I have been in a word rut. Yet there are so many things that I want to say  have to say but my brain is exhausted from the draining work of grad school, particularly thesis writing. For months, I have been writing and then rewriting a blog post which I will soon release. But for now–I’m just not ready.

Until then, I offer you prose/poems by Q. Gibson and Nayyirah Waheed that have given me the tools to begin to write about this current chapter of my life.

Q. Gibson

“Losing someone or something you love isn’t always a loss. The pain teaches you how to go on, how to look up, and how to survive moments where you may have very well believed you’d never breathe past your last breath together. And whether that last breath is bedside, or bottled in a kiss, or spat into a raging midnight air–you realize in time your lungs grow accustomed to surviving these types of losses. You learn to breathe on your own more clearly and lightly.
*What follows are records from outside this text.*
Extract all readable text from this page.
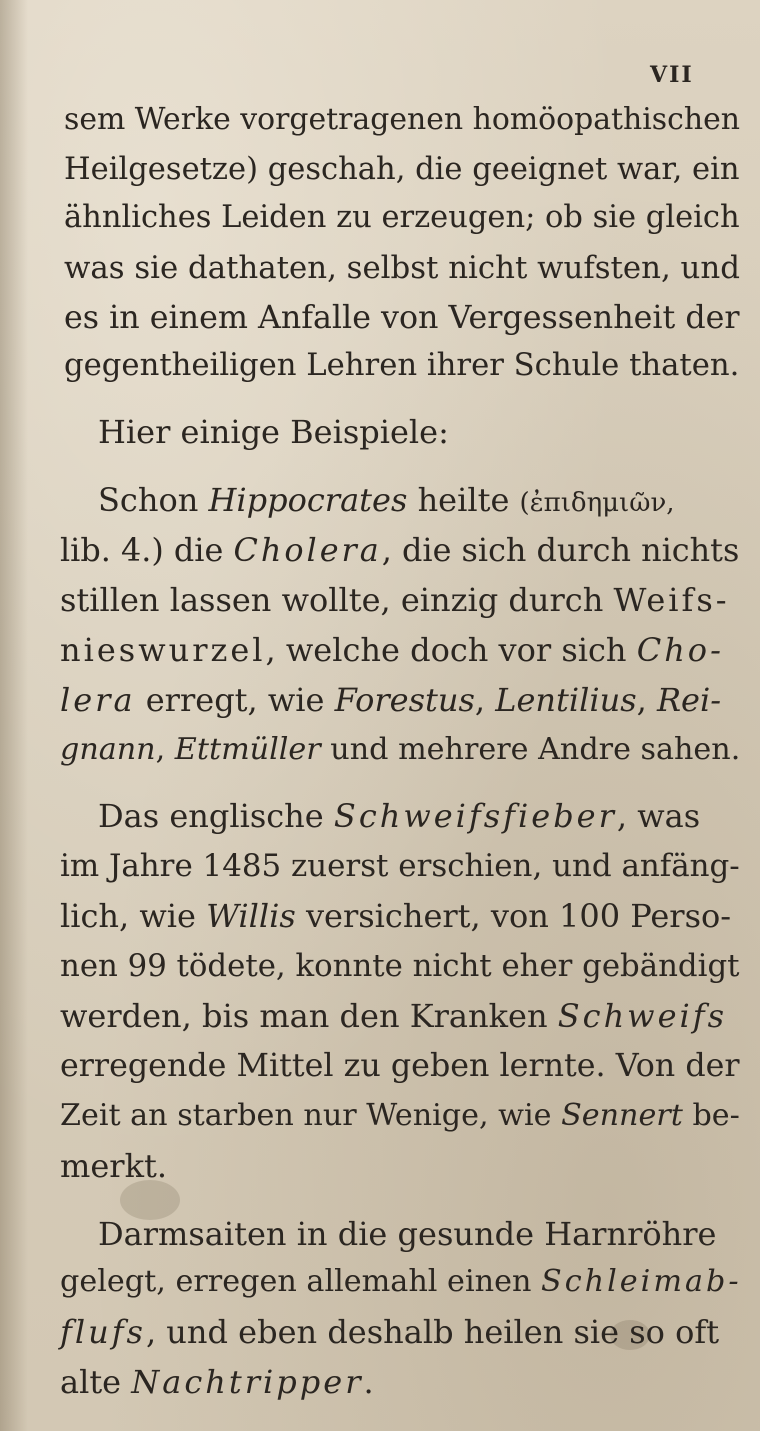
VII
sem Werke vorgetragenen homöopathischen
Heilgesetze) geschah, die geeignet war, ein
ähnliches Leiden zu erzeugen; ob sie gleich
was sie dathaten, selbst nicht wufsten, und
es in einem Anfalle von Vergessenheit der
gegentheiligen Lehren ihrer Schule thaten.
Hier einige Beispiele:
Schon Hippocrates heilte (ἐπιδημιῶν,
lib. 4.) die Cholera, die sich durch nichts
stillen lassen wollte, einzig durch Weifs-
nieswurzel, welche doch vor sich Cho-
lera erregt, wie Forestus, Lentilius, Rei-
gnann, Ettmüller und mehrere Andre sahen.
Das englische Schweifsfieber, was
im Jahre 1485 zuerst erschien, und anfäng-
lich, wie Willis versichert, von 100 Perso-
nen 99 tödete, konnte nicht eher gebändigt
werden, bis man den Kranken Schweifs
erregende Mittel zu geben lernte. Von der
Zeit an starben nur Wenige, wie Sennert be-
merkt.
Darmsaiten in die gesunde Harnröhre
gelegt, erregen allemahl einen Schleimab-
flufs, und eben deshalb heilen sie so oft
alte Nachtripper.
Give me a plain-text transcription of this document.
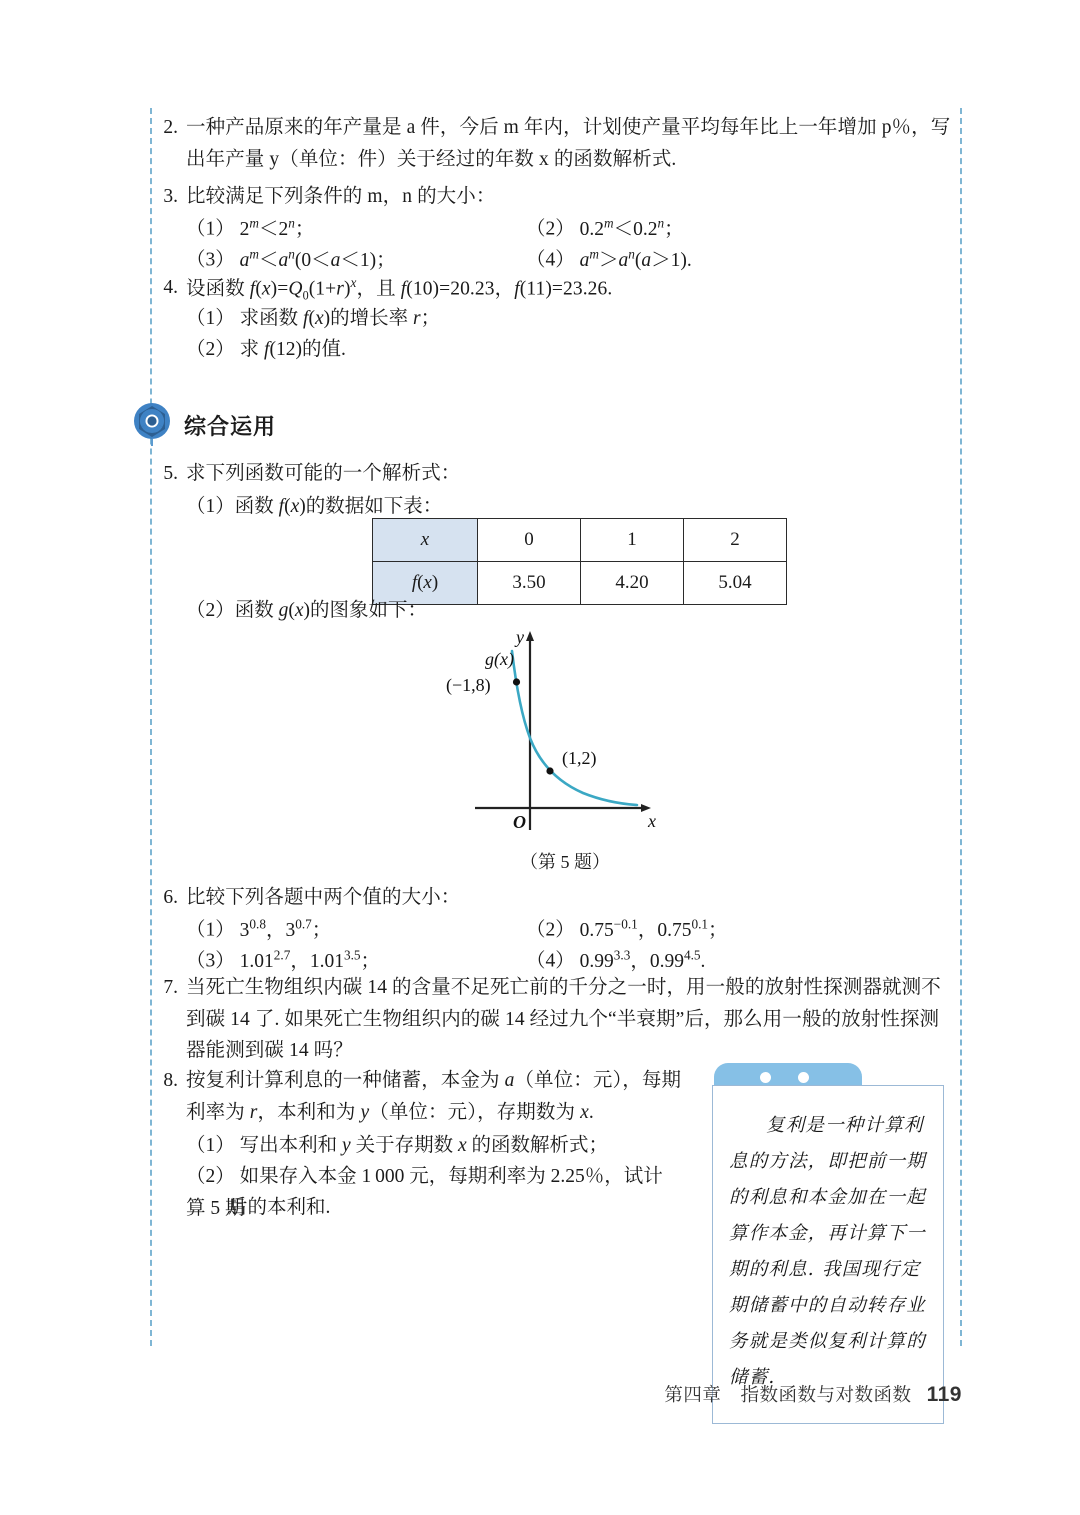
2. 一种产品原来的年产量是 a 件，今后 m 年内，计划使产量平均每年比上一年增加 p％，写出年产量 y（单位：件）关于经过的年数 x 的函数解析式.
3. 比较满足下列条件的 m，n 的大小：
（1） $2^m<2^n$；	（2） $0.2^m<0.2^n$；
（3） $a^m<a^n(0<a<1)$；	（4） $a^m>a^n(a>1)$.
4. 设函数 $f(x)=Q_0(1+r)^x$，且 f(10)=20.23，f(11)=23.26.
（1） 求函数 f(x)的增长率 r；
（2） 求 f(12)的值.
综合运用
5. 求下列函数可能的一个解析式：
（1）函数 f(x)的数据如下表：
x	0	1	2
f(x)	3.50	4.20	5.04
（2）函数 g(x)的图象如下：
g(x)
(−1,8)
(1,2)
O	x
y
（第 5 题）
6. 比较下列各题中两个值的大小：
（1） $3^{0.8}$，$3^{0.7}$；	（2） $0.75^{-0.1}$，$0.75^{0.1}$；
（3） $1.01^{2.7}$，$1.01^{3.5}$；	（4） $0.99^{3.3}$，$0.99^{4.5}$.
7. 当死亡生物组织内碳 14 的含量不足死亡前的千分之一时，用一般的放射性探测器就测不到碳 14 了. 如果死亡生物组织内的碳 14 经过九个“半衰期”后，那么用一般的放射性探测器能测到碳 14 吗？
8. 按复利计算利息的一种储蓄，本金为 a（单位：元），每期利率为 r，本利和为 y（单位：元），存期数为 x.
（1） 写出本利和 y 关于存期数 x 的函数解析式；
（2） 如果存入本金 1 000 元，每期利率为 2.25％，试计算 5 期
后的本利和.
复利是一种计算利息的方法，即把前一期的利息和本金加在一起算作本金，再计算下一期的利息. 我国现行定期储蓄中的自动转存业务就是类似复利计算的储蓄.
第四章 指数函数与对数函数 119
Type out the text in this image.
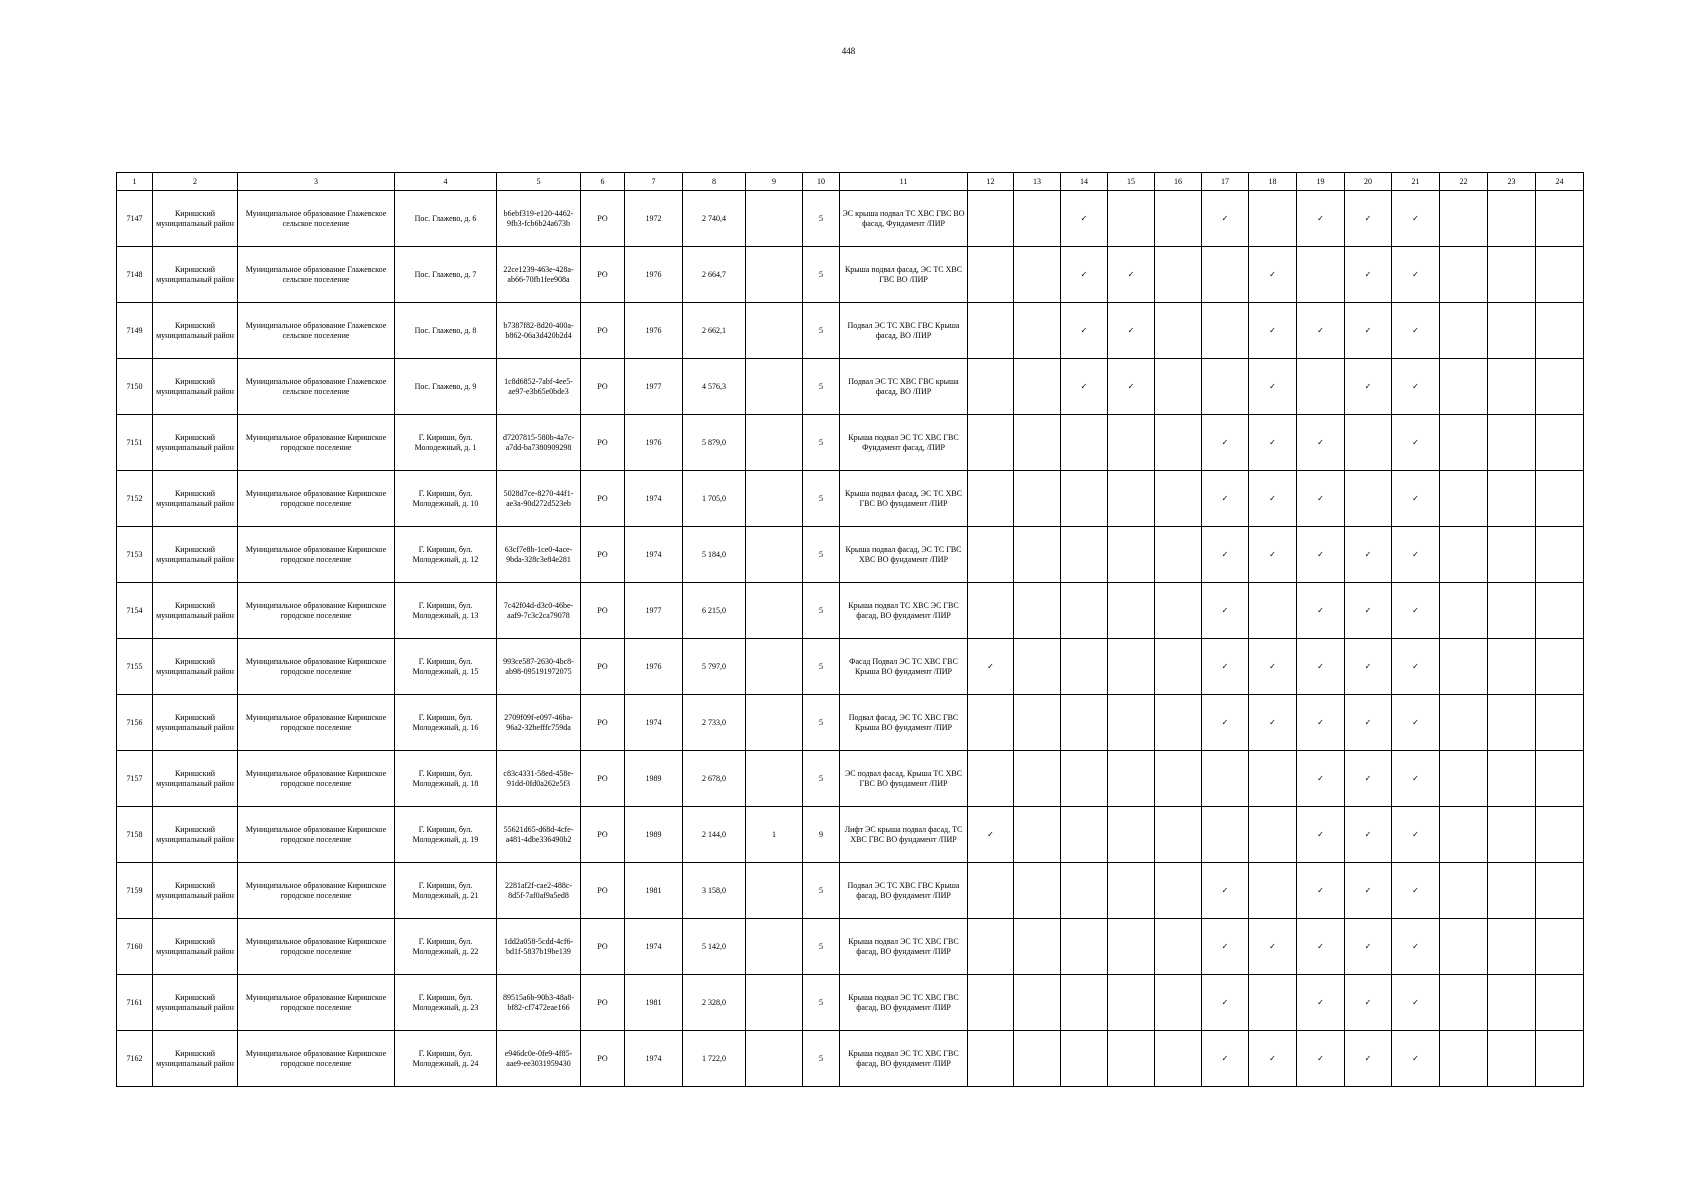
448
1	2	3	4	5	6	7	8	9	10	11	12	13	14	15	16	17	18	19	20	21	22	23	24
7147	Киришский муниципальный район	Муниципальное образование Глажевское сельское поселение	Пос. Глажево, д. 6	b6ebf319-e120-4462-9fb3-fcb6b24a673b	РО	1972	2 740,4		5	ЭС крыша подвал ТС ХВС ГВС ВО фасад, Фундамент /ПИР			✓			✓		✓	✓	✓			
7148	Киришский муниципальный район	Муниципальное образование Глажевское сельское поселение	Пос. Глажево, д. 7	22ce1239-463e-428a-ab66-70fb1fee908a	РО	1976	2 664,7		5	Крыша подвал фасад, ЭС ТС ХВС ГВС ВО /ПИР			✓	✓			✓		✓	✓			
7149	Киришский муниципальный район	Муниципальное образование Глажевское сельское поселение	Пос. Глажево, д. 8	b7387f82-8d20-400a-b862-06a3d420b2d4	РО	1976	2 662,1		5	Подвал ЭС ТС ХВС ГВС Крыша фасад, ВО /ПИР			✓	✓			✓	✓	✓	✓			
7150	Киришский муниципальный район	Муниципальное образование Глажевское сельское поселение	Пос. Глажево, д. 9	1c8d6852-7abf-4ee5-ae97-e3b65e0bde3	РО	1977	4 576,3		5	Подвал ЭС ТС ХВС ГВС крыша фасад, ВО /ПИР			✓	✓			✓		✓	✓			
7151	Киришский муниципальный район	Муниципальное образование Киришское городское поселение	Г. Кириши, бул. Молодежный, д. 1	d7207815-580b-4a7c-a7dd-ba7380909298	РО	1976	5 879,0		5	Крыша подвал ЭС ТС ХВС ГВС Фундамент фасад, /ПИР						✓	✓	✓		✓			
7152	Киришский муниципальный район	Муниципальное образование Киришское городское поселение	Г. Кириши, бул. Молодежный, д. 10	5028d7ce-8270-44f1-ae3a-90d272d523eb	РО	1974	1 705,0		5	Крыша подвал фасад, ЭС ТС ХВС ГВС ВО фундамент /ПИР						✓	✓	✓		✓			
7153	Киришский муниципальный район	Муниципальное образование Киришское городское поселение	Г. Кириши, бул. Молодежный, д. 12	63cf7e8b-1ce0-4ace-9bda-328c3e84e281	РО	1974	5 184,0		5	Крыша подвал фасад, ЭС ТС ГВС ХВС ВО фундамент /ПИР						✓	✓	✓	✓	✓			
7154	Киришский муниципальный район	Муниципальное образование Киришское городское поселение	Г. Кириши, бул. Молодежный, д. 13	7c42f04d-d3c0-46be-aaf9-7c3c2ca79078	РО	1977	6 215,0		5	Крыша подвал ТС ХВС ЭС ГВС фасад, ВО фундамент /ПИР						✓		✓	✓	✓			
7155	Киришский муниципальный район	Муниципальное образование Киришское городское поселение	Г. Кириши, бул. Молодежный, д. 15	993ce587-2630-4bc8-ab98-095191972075	РО	1976	5 797,0		5	Фасад Подвал ЭС ТС ХВС ГВС Крыша ВО фундамент /ПИР	✓					✓	✓	✓	✓	✓			
7156	Киришский муниципальный район	Муниципальное образование Киришское городское поселение	Г. Кириши, бул. Молодежный, д. 16	2709f09f-e097-46ba-96a2-32befffc759da	РО	1974	2 733,0		5	Подвал фасад, ЭС ТС ХВС ГВС Крыша ВО фундамент /ПИР						✓	✓	✓	✓	✓			
7157	Киришский муниципальный район	Муниципальное образование Киришское городское поселение	Г. Кириши, бул. Молодежный, д. 18	c83c4331-58ed-458e-91dd-0fd0a262e5f3	РО	1989	2 678,0		5	ЭС подвал фасад, Крыша ТС ХВС ГВС ВО фундамент /ПИР								✓	✓	✓			
7158	Киришский муниципальный район	Муниципальное образование Киришское городское поселение	Г. Кириши, бул. Молодежный, д. 19	55621d65-d68d-4cfe-a481-4dbe336490b2	РО	1989	2 144,0	1	9	Лифт ЭС крыша подвал фасад, ТС ХВС ГВС ВО фундамент /ПИР	✓							✓	✓	✓			
7159	Киришский муниципальный район	Муниципальное образование Киришское городское поселение	Г. Кириши, бул. Молодежный, д. 21	2281af2f-cae2-488c-8d5f-7af0af9a5ed8	РО	1981	3 158,0		5	Подвал ЭС ТС ХВС ГВС Крыша фасад, ВО фундамент /ПИР						✓		✓	✓	✓			
7160	Киришский муниципальный район	Муниципальное образование Киришское городское поселение	Г. Кириши, бул. Молодежный, д. 22	1dd2a058-5cdd-4cf6-bd1f-5837b19be139	РО	1974	5 142,0		5	Крыша подвал ЭС ТС ХВС ГВС фасад, ВО фундамент /ПИР						✓	✓	✓	✓	✓			
7161	Киришский муниципальный район	Муниципальное образование Киришское городское поселение	Г. Кириши, бул. Молодежный, д. 23	89515a6b-90b3-48a8-bf82-cf7472eae166	РО	1981	2 328,0		5	Крыша подвал ЭС ТС ХВС ГВС фасад, ВО фундамент /ПИР						✓		✓	✓	✓			
7162	Киришский муниципальный район	Муниципальное образование Киришское городское поселение	Г. Кириши, бул. Молодежный, д. 24	e946dc0e-0fe9-4f85-aae9-ee3031959430	РО	1974	1 722,0		5	Крыша подвал ЭС ТС ХВС ГВС фасад, ВО фундамент /ПИР						✓	✓	✓	✓	✓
Darling, you learn. And that in itself is never a loss.”

“Some wounds do heal if you stop picking at the surface.”

Nayyirah Waheed

I have lost millions and millions

of words to fear.

tell me that is not violence

–the deaths

It was

I

who held you

when you wanted someone else

–treason

he said,

‘my absence is strong and warm.

it will hold

you.

it will teach you how to miss.

how to be without.

and

how to survive anyway.’

-how my father raised me

So if you haven’t already guessed it, my mysterious post will be about romantic love and familial love, specifically about my most recent ex and my father. I am also planning to write Mom’s Lessons in Love No. 4  sometime this month or next. I know that I left it at a bit of a cliffhanger last year but that period of my life is still difficult to talk about, let alone write. So we shall see.